Mario vivía en la ciudad. Y le encantaba la naturaleza. Pero para ver los árboles tenía que ir al parque que había detrás de su casa. Le gustaba su barrio. Sus calles anchas. Con muchos parques para jugar. Y, además, allí vivían todos sus amigos. Pero él necesitaba sentir la naturaleza de cerca. Oler las hojas. Sentir la paz y la tranquilidad de un bosque.
Muchos fines de semana les insistía a sus padres para ir a casa de su abuela, en el pueblo. Allí sí que le gustaba estar. Durante el trayecto en coche, siempre iba nervioso. Deseando llegar.
Su abuela vivía en un pueblo pequeño. Con muy pocas casas. Y siempre que salía de casa de su abuela, veía los árboles. Oía los pájaros. Y, si observaba bien, podía ver hasta algún animal escondido en el bosque.
Le encantaba estar allí.

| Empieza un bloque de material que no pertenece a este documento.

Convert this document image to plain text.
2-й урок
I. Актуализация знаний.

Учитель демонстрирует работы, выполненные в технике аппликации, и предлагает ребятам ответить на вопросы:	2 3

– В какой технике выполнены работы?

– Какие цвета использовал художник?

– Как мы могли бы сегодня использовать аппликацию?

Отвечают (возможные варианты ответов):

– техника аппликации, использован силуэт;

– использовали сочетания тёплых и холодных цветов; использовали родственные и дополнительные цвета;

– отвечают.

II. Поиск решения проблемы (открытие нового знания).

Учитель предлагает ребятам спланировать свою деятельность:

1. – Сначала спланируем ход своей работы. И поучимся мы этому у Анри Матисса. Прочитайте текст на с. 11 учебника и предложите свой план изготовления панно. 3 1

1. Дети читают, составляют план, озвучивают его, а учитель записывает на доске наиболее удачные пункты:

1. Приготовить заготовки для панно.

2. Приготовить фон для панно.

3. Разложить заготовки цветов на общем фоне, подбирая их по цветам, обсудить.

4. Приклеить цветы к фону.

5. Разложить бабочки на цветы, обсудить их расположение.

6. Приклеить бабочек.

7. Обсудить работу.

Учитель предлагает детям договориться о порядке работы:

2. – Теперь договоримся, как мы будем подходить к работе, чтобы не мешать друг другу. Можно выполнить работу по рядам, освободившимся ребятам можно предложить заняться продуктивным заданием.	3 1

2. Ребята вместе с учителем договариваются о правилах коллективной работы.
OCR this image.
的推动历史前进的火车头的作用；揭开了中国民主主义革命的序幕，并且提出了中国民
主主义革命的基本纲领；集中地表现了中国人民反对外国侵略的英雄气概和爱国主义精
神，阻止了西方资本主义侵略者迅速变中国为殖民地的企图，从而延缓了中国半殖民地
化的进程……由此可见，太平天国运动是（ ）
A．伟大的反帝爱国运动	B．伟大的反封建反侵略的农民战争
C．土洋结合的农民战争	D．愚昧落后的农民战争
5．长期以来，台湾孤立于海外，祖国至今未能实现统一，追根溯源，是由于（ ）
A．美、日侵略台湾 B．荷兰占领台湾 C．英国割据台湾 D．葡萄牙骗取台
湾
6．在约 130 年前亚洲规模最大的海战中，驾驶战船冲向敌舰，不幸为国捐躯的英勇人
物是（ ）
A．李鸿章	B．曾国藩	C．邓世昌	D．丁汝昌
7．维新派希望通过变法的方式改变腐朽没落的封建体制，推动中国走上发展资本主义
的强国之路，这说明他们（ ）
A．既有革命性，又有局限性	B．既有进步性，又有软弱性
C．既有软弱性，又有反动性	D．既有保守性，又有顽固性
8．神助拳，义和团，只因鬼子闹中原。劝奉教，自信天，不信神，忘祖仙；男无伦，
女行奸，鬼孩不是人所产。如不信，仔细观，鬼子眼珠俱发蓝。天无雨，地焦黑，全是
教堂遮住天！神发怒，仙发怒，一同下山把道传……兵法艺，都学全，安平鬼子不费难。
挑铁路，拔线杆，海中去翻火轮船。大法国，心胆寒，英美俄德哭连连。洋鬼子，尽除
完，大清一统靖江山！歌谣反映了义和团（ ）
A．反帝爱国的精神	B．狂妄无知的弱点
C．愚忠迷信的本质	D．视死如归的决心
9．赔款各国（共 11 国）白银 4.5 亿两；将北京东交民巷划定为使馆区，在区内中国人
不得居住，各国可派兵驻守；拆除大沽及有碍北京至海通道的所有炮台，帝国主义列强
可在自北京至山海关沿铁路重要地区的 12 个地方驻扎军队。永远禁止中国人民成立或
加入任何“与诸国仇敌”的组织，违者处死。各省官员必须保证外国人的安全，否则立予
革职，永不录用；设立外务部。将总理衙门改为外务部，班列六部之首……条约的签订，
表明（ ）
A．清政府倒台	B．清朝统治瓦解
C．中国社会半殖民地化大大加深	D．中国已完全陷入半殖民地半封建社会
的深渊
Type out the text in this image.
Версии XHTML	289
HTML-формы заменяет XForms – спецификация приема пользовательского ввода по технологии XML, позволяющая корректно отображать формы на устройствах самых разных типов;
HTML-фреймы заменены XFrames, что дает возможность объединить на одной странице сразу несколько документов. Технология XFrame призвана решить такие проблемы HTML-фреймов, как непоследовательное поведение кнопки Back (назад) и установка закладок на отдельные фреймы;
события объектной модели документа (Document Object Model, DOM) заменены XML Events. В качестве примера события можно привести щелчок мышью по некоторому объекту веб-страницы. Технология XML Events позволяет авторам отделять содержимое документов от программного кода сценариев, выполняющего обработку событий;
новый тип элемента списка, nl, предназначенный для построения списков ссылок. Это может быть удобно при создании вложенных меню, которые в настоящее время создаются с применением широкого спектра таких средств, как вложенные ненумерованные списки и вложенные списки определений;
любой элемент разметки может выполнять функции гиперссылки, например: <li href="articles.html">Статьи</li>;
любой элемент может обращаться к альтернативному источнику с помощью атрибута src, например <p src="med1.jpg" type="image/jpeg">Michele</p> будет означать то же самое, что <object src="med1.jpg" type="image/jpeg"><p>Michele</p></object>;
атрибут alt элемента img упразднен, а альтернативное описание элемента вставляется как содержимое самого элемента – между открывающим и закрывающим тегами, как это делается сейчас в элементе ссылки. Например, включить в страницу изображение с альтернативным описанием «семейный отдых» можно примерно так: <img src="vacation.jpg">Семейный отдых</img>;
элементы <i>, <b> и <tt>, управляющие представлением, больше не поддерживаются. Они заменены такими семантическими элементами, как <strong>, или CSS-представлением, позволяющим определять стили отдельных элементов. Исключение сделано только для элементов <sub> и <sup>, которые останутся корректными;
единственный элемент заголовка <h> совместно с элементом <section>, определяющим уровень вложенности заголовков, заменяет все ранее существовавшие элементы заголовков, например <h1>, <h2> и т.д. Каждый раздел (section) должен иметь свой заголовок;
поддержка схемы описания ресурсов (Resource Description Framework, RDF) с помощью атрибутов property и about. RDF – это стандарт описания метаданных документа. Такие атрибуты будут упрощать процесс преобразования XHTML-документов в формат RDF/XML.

El hogar de su abuela olía a bizcocho. Y sus manos eran tan suaves… Mario siempre se acababa manchando la cara de la harina del delantal de su abuela cuando le daba un abrazo.
A Mario le gustaba levantarse temprano, ir a despertar a su padre y salir a pasear. El olor a verde. La humedad que impregnaba su ropa. El sonido del río. Todo le hacía sentirse lleno de vida. Y libre. Libre como el agua.
- ¡Papá, mira!- le gritó Mario a su padre mientras señalaba hacia el cielo.
- Es un buitre, Mario- le explicó su padre.
- Papá, ¿has visto que alas tiene?
- Sí, es una de las rapaces más grandes que hay.
Pero Mario ya solo oía a su padre en un leve susurro. No podía apartar sus ojos del buitre. Parecía que volaba despacio, disfrutando del viaje. Del paisaje.
Mario quería ver lo que él veía desde ahí arriba. Quería sentir el viento. Cerca.
Esa misma tarde, hizo un bizcocho con su abuela. Se manchó de harina y de chocolate. Y cuando terminó de cenar, estuvo un rato asomado a la ventana antes de irse a dormir. Intentando ver a los buitres. ¿Cómo verían ellos la Luna desde ahí arriba? Esa y mil preguntas más se hizo Mario aquella noche.
Preguntas que hoy tienen respuestas. Porque Mario se convirtió en el mayor experto en buitres del país y él mismo descubrió y pudo contestar muchas de sus dudas.
Hoy, Mario sigue acordándose de aquella mañana con su padre. Del olor a verde. De aquella tarde con su abuela. Del sabor a chocolate. De aquel día en el que soñó que miraba a los buitres de cerca. Que se subía a la montaña más alta y era capaz de sentir el viento en su cara. De sentir su libertad. Del día en el que decidió dedicar su vida a los buitres.